Saturday, August 02, 2014

 

Milk from a Grindstone

Erasmus, letter 3 (to Peter Gerard; tr. Francis Morgan Nichols):
You seem to be so resolved, that I think it would be an easier thing to draw milk from a grindstone than anything like a letter from you.
The Latin, from Opus Epistolarum Des. Erasmi Roterodami, ed. P.S. Allen, tom. I: 1484-1514 (Oxford: Clarendon Press, 1906; rpt. 1992), p. 75:
Vt ego tuam pertinaciam video, procliuius factu credo vt ex cote lac quam ex te aliquid literarum eliciamus.
I am a lax correspondent, and there are many who could with justice direct at me Erasmus' criticism against Peter Gerard.

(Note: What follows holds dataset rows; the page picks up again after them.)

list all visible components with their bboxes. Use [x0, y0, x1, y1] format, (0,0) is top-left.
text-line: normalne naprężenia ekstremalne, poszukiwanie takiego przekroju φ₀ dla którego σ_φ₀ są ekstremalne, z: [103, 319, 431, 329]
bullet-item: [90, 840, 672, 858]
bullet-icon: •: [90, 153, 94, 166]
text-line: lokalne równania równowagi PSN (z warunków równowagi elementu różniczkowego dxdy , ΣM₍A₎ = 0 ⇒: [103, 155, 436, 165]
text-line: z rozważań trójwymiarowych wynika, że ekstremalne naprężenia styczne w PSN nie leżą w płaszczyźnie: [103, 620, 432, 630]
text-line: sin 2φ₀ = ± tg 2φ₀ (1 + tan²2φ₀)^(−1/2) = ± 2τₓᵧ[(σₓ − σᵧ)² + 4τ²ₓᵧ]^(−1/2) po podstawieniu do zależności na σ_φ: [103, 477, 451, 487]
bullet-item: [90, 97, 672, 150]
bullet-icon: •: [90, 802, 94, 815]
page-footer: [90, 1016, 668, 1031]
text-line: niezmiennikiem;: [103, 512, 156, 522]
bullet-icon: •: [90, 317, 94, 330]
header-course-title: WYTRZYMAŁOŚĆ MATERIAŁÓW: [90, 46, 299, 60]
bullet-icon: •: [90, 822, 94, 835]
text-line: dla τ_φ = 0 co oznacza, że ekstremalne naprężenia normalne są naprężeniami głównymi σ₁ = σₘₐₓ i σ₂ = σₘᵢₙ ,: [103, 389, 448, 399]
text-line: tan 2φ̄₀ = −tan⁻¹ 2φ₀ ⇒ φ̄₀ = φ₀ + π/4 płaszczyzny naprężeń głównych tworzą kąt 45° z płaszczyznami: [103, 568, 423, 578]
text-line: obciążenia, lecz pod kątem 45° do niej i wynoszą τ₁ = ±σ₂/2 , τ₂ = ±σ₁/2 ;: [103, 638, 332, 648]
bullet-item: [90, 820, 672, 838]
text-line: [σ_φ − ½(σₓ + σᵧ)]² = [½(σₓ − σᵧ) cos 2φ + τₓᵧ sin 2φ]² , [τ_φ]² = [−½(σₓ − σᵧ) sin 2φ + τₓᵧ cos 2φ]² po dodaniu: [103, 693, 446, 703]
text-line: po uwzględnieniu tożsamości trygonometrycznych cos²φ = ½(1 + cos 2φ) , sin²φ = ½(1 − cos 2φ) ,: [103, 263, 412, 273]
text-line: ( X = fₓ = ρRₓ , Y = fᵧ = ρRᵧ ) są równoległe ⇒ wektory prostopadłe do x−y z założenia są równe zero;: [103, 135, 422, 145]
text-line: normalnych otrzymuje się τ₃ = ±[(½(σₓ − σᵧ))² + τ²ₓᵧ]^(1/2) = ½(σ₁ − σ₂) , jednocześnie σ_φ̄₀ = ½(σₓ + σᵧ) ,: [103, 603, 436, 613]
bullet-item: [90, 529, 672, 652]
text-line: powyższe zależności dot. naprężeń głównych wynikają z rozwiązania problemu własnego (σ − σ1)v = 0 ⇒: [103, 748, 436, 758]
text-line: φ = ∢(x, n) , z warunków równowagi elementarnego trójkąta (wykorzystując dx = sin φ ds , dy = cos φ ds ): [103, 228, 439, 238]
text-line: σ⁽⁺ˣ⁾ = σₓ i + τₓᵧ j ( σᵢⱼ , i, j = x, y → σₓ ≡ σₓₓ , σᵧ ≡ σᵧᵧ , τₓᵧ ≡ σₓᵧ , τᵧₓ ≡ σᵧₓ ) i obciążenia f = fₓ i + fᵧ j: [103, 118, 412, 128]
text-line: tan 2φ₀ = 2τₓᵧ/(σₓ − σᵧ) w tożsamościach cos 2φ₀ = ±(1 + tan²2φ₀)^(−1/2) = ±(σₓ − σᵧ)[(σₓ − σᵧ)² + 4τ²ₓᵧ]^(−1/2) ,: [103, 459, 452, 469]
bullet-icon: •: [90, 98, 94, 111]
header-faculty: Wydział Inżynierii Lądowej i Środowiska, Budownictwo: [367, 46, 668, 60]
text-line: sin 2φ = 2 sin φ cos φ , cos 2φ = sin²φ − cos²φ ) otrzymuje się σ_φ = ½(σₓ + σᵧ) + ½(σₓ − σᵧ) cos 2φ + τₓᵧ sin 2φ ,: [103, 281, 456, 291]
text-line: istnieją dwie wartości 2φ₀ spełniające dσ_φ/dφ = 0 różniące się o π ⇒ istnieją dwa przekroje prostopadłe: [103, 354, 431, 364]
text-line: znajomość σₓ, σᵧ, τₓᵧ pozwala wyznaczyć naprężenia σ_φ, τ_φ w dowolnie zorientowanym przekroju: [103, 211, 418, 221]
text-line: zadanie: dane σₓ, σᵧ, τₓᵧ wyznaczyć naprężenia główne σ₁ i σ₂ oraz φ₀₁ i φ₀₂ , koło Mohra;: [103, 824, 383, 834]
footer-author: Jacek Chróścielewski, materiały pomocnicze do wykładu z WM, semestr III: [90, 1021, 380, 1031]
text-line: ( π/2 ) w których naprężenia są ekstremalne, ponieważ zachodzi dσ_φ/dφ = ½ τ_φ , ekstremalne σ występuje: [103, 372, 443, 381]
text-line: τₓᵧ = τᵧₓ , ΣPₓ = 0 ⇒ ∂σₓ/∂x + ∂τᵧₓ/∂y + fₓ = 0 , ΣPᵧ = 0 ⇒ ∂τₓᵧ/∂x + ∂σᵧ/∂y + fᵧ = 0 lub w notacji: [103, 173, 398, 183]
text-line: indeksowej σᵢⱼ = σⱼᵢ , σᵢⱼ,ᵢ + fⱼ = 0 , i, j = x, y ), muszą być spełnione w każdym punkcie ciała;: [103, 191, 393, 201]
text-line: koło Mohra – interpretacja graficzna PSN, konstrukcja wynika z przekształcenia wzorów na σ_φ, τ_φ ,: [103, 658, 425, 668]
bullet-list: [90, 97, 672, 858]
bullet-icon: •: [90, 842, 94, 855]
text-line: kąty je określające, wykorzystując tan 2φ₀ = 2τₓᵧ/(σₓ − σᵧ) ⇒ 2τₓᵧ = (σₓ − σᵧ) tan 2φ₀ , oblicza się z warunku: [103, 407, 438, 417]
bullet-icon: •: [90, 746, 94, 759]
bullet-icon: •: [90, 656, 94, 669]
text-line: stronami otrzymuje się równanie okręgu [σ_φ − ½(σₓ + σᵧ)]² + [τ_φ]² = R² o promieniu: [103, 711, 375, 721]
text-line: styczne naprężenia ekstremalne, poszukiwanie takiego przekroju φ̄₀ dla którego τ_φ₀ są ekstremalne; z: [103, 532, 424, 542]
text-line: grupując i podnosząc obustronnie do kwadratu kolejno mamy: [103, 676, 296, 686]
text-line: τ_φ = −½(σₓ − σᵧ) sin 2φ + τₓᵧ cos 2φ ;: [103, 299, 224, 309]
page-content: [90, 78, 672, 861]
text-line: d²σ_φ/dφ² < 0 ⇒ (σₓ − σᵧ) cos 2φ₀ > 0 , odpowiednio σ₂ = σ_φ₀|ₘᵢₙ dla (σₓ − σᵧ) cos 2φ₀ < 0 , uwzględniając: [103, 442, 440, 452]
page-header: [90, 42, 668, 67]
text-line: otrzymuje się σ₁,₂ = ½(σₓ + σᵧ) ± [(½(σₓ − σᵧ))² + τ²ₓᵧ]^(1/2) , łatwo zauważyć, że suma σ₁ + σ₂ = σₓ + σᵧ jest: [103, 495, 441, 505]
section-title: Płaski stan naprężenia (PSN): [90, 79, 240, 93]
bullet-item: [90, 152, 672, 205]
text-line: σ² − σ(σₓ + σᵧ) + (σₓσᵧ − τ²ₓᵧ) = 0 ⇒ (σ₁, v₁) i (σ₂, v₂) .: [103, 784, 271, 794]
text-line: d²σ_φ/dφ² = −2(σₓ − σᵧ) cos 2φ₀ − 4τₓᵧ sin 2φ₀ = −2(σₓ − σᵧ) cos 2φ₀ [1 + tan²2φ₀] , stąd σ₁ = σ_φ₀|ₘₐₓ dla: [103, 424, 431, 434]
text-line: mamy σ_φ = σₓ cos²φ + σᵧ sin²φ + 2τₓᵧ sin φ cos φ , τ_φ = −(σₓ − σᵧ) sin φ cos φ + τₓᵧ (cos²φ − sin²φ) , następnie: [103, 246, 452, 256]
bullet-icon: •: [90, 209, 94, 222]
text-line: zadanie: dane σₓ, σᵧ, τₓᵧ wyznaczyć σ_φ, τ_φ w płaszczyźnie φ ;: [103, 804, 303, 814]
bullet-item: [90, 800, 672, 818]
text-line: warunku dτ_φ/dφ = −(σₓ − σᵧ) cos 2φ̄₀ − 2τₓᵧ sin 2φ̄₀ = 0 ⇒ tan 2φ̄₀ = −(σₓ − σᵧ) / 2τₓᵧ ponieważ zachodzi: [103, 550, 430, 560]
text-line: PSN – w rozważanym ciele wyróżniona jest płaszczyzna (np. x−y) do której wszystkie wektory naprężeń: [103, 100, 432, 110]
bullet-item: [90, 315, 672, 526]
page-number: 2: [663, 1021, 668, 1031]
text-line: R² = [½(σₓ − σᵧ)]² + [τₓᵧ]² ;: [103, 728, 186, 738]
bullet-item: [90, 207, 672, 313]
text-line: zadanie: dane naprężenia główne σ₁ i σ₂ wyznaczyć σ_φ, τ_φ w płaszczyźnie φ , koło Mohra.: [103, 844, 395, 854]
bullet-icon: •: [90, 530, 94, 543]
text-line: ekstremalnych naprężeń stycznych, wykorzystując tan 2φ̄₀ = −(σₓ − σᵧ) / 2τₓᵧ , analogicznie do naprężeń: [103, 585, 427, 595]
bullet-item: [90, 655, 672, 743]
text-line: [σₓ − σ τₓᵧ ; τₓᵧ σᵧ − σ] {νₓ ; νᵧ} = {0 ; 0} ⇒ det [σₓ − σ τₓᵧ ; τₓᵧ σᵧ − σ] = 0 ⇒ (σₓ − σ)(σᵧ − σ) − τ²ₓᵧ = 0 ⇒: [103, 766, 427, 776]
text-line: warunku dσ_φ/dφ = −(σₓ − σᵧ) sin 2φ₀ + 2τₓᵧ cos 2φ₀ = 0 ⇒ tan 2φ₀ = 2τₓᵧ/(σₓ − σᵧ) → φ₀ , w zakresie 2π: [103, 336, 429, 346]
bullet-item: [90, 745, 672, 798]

Cf. Erasmus, Adagia I iv 75 (adapted from Plautus, Persa 41): Aquam e pumice postulas (tr. Margaret Mann Phillips: You are asking for water out of a pumice stone). Renzo Tosi, Dictionnaire des sentences latines et grecques, tr. Rebecca Lenoir (Grenoble: Jérôme Millon, 2010), p. 1375, # 1887, gives other parallels, but not "ex cote lac" from this letter of Erasmus. In English we say "blood from a stone."



A friend just gave me, as an early birthday present, all 12 volumes of Allen's Opus Epistolarum Des. Erasmi Roterodami, "one of the great monuments of English learning," as J.B. Trapp, "Allen, Percy Stafford (1869–1933), Erasmian scholar," Oxford Dictionary of National Biography, describes it. Thanks very much, dear friend.